The City of Birmingham Symphony Orchestra has paid tribute to one of its most successful leaders Felix Kok, who has died aged 86.
The father-of-three was Leader of the CBSO for 23 years and was on the selection committee that shortlisted Simon Rattle before the players voted him as conductor.
He played a central part in transforming the CBSO into a top-class orchestra and was a regular face after he retired at the annual Benevolent Fund Concert, attending for the last time last autumn.
Beresford King-Smith, now archivist at the CBSO but previously concert manager, said: “Felix was a very good influence on the orchestra and was extremely experienced.
‘‘He worked with many great conductors after the war in London. It is extremely sad to see him gone. During his time here, he was supportive and a sensitive person.”
The CBSO is currently on tour in Europe but Mr King-Smith added that he hoped it would play a concert in memory of Mr Kok.
“As yet there are no plans, but it would be nice if that were to happen. He was with the orchestra for 23 years and saw three different conductors throughout his time here. His experience helped the CBSO especially because 60 per cent were string players and he happened to be a very good violinist.”
Mr Kok led his players through thick and thin, whether at cold February performances in Leeds Town Hall or on a rare tour behind the Iron Curtain in 1968.
As well as being involved in decision-making during rehearsals and responsible for playing solo passages, an orchestral leader acts as mediator between players and conductor; he was said to be outstanding at all these.
Mr Kok was born in Brakpan, a mining town near Johannesburg, South Africa, in 1924. A local teacher spotted young Felix’s musical potential and urged the family to consider lessons in London.
Felix came to Britain in 1938 with his mother and brothers. He was educated at Haberdashers’ Aske’s Boys’ School before entering the Royal Academy of Music on a scholarship to study with Rowsby Woof, the great pre-war string teacher.
He played in concerts for the troops during the war and was soon earning a living playing second fiddle to Harry Blech, founder of the London Mozart Players, in the Blech Quartet.
He worked regularly with Walter Legge’s Philharmonia under conductors such as Klemperer, Herbert von Karajan and Wilhelm Furtwängler, and was appointed leader of the Bournemouth Symphony Orchestra in 1959. It was six years later that Mr Kok moved to the CBSO, which at the time was under the baton of Hugo Rignold.
In 1978 relations between the CBSO’s management and musicians broke down completely.

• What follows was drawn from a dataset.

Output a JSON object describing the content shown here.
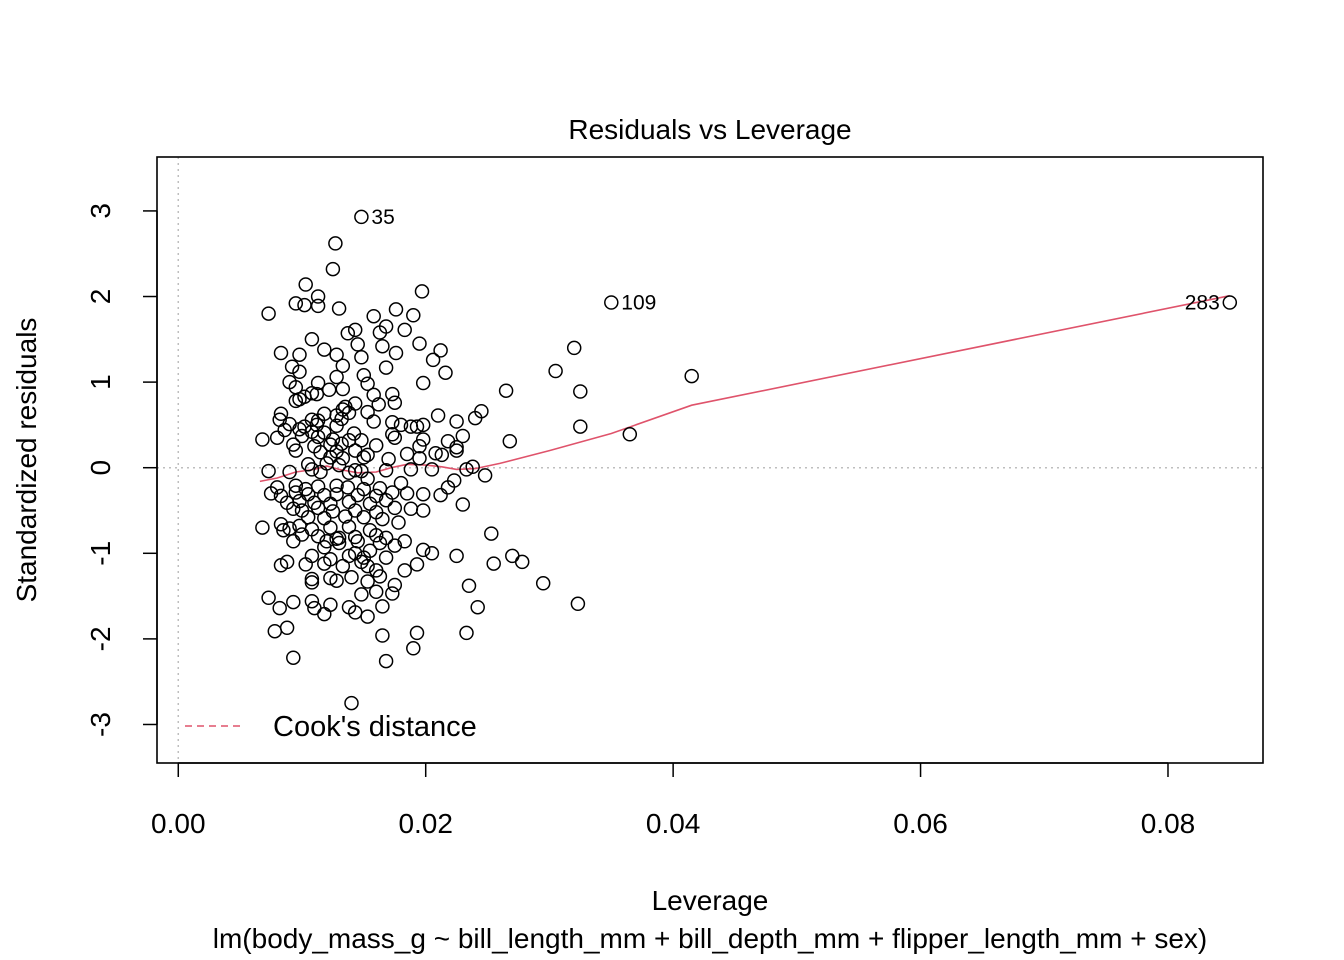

Louis Frémaux, musical director since 1969, stormed out of the cantankerous orchestra, followed closely by the general manager.
But order was soon restored when Simon Rattle stepped in and, over the coming years, his charismatic influence transformed the orchestra, although not without the support of his loyal lieutenant, Mr Kok.
He formally retired from orchestral playing in 1988.
Stephen Maddock CBSO chief executive added: “Felix was part of the CBSO family for more than two decades. When he took on the leader role, his experience was unrivalled and his commitment, unfailing.
‘‘He led the Orchestra through an significant period of change that was to result in the appointment of Rattle and a new era of world-class music making for the CBSO.
“As we look towards our 90th Anniversary, Felix’s legacy – as the longest serving Leader of the Orchestra – will live on in an Orchestra whose passion and determination has led them to be the best at what they do.”
Mr Kok, who died on August 11, married the pianist Ann Steel in 1955; she accompanied him, both personally and professionally, until her death in 1998.
Thereafter he was helped by the Musicians Benevolent Fund and a legion of friends. He is survived by three sons, one of whom is conductor Nicholas Kok. A daughter predeceased him.